Sculptor Patricia Cain has been awarded this years 25,000 Threadneedle Prize and artist duo Boyd & Evans have won the inaugural pound;10,000 Visitors’ Choice award.
Selectors Xavier Bray, Assistant Curator at the National Gallery, David Rayson,
Professor of Painting at the Royal College of Art and Michael Sandle RA, Fellow of
the Royal British Society of Sculptors chose Cain’s work Building the Riverside
Museum from a shortlist of seven to win the £25,000 Threadneedle Prize, with
each of the runners-up receiving £1,000.
£25,000 prize-winner Patricia Cain trained as a lawyer before becoming a fulltime
artist in 2004, going on to complete her PhD at Glasgow School of Art. She
lives and works in Glasgow, and her work is focused largely on regeneration of
the city. Building the Riverside Museum explores the physical construction of the
Glasgow Riverside Museum of Transport, designed by architect Zaha Hadid.
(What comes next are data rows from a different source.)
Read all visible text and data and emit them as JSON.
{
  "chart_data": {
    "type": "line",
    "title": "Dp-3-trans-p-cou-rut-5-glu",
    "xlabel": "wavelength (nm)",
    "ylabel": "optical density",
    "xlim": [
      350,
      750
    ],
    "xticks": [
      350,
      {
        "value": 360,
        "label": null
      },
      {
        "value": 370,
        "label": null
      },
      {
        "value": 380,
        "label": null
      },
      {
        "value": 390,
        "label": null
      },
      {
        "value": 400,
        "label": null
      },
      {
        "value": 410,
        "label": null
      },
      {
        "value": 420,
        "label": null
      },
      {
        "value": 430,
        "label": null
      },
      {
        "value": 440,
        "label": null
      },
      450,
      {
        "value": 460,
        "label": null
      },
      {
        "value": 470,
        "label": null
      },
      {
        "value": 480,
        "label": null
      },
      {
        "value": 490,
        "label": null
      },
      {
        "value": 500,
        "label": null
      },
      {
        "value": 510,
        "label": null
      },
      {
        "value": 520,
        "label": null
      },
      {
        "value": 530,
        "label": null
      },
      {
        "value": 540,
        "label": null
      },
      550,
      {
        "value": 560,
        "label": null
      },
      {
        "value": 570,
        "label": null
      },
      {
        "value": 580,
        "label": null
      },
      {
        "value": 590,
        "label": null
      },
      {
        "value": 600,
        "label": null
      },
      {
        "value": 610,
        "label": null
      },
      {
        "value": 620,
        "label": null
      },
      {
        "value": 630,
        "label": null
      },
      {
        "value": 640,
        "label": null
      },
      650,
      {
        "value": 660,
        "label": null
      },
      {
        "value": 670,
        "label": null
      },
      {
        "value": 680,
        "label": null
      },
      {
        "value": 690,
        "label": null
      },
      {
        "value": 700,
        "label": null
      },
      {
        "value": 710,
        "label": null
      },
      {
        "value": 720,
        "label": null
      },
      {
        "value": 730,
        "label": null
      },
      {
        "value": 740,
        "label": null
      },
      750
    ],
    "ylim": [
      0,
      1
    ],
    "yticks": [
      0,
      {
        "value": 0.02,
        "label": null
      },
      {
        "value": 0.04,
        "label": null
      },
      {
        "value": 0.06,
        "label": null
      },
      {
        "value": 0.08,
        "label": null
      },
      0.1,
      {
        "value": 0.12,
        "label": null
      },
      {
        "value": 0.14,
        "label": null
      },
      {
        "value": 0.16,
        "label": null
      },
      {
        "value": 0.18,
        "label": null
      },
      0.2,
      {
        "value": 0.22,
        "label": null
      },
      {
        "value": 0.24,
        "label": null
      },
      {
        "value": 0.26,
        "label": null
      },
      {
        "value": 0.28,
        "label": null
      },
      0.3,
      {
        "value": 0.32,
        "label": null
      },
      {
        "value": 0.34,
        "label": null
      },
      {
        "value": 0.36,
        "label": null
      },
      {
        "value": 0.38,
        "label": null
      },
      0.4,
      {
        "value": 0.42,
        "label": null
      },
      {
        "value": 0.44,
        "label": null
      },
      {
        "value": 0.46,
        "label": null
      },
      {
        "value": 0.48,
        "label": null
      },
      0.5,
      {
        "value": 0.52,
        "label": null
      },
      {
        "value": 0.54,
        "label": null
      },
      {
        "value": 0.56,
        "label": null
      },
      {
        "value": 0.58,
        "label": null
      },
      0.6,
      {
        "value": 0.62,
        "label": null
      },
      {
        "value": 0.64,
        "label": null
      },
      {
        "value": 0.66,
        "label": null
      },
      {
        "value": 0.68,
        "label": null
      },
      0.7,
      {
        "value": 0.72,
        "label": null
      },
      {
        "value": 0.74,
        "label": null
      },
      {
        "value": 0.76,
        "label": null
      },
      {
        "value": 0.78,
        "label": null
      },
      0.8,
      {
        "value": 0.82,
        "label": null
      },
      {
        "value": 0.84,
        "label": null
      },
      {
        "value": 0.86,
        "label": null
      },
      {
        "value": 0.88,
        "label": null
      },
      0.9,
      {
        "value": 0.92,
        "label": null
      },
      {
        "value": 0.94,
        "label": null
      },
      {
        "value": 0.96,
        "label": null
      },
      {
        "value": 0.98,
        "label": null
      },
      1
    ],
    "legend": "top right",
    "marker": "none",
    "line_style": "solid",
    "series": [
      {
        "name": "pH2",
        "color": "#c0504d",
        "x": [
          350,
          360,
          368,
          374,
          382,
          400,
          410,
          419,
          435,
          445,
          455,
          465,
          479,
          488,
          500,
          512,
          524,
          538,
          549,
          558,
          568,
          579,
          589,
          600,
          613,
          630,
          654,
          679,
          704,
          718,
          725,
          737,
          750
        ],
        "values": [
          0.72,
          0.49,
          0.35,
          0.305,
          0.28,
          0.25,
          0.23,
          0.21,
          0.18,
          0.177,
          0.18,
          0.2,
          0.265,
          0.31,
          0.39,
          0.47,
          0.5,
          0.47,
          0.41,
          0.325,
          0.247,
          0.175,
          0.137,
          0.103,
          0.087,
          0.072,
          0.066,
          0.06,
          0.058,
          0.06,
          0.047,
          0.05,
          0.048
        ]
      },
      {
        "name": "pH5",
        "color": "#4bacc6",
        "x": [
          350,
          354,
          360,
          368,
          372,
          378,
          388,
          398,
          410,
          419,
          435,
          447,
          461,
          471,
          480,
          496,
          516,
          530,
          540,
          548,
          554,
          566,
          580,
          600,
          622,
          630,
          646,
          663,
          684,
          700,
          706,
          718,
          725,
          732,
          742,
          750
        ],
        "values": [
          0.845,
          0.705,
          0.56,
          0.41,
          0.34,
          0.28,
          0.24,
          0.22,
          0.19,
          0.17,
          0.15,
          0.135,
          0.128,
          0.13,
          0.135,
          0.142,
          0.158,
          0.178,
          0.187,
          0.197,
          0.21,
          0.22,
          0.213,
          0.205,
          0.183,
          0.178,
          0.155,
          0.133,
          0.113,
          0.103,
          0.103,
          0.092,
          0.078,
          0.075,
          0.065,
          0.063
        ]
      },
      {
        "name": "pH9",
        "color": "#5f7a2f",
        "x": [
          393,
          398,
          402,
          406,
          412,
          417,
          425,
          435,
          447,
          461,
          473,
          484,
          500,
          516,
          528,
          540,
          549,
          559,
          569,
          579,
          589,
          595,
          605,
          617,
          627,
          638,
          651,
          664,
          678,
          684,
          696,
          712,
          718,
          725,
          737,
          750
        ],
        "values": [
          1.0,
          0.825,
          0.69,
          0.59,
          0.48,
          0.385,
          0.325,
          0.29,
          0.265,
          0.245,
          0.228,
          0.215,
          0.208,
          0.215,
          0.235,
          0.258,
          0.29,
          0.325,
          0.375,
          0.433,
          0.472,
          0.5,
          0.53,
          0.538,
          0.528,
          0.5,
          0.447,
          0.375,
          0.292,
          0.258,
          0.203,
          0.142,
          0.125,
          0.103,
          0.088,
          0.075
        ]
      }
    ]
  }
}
Cain
uses pastel, often considered a difficult medium, to create large-scale industrial
drawings, where broad and confident lines of colour build a structure into the
work that replicates its subject matter. Earlier this year, Cain won the Aspect Prize
2009/10.
The £10,000 Visitors’ Choice was awarded to Boyd & Evans, as their landscape
Clee Hill 2009 received the highest number of votes from the public visiting the
exhibition, a different choice to the selectors. The public vote is of central
importance to the ethos of The Threadneedle Prize, as Lewis McNaught, Director
of the Mall Galleries, says, ‘People come to art very engaged, they have opinions
and they have the right to express those opinions’.
Recipients of the Visitors’ Choice award, husband and wife artists Fionnuala Boyd
and Les Evans, work in Milton Keynes, where they have been living since 1980,
when they took up a residency in the new city. Clee Hill 2009, depicting a barren
landscape in Shropshire after heavy rain, was also selected by both Jeremy
Paxman and Matthew Collings for the Critics’ View event earlier in the exhibition,
where four celebrated critics were invited to choose their favourite work of art on
display, and deliver a short speech about it to an audience of gallery visitors.
Working together since 1968, the pair have artwork in several public collections,
including Tate and MoMA.
A total of 46 works are displayed in the Threadneedle Prize exhibition at the Mall
Galleries, chosen from 2,185 works submitted through open submission. The
exhibition closes on 18 September 2010.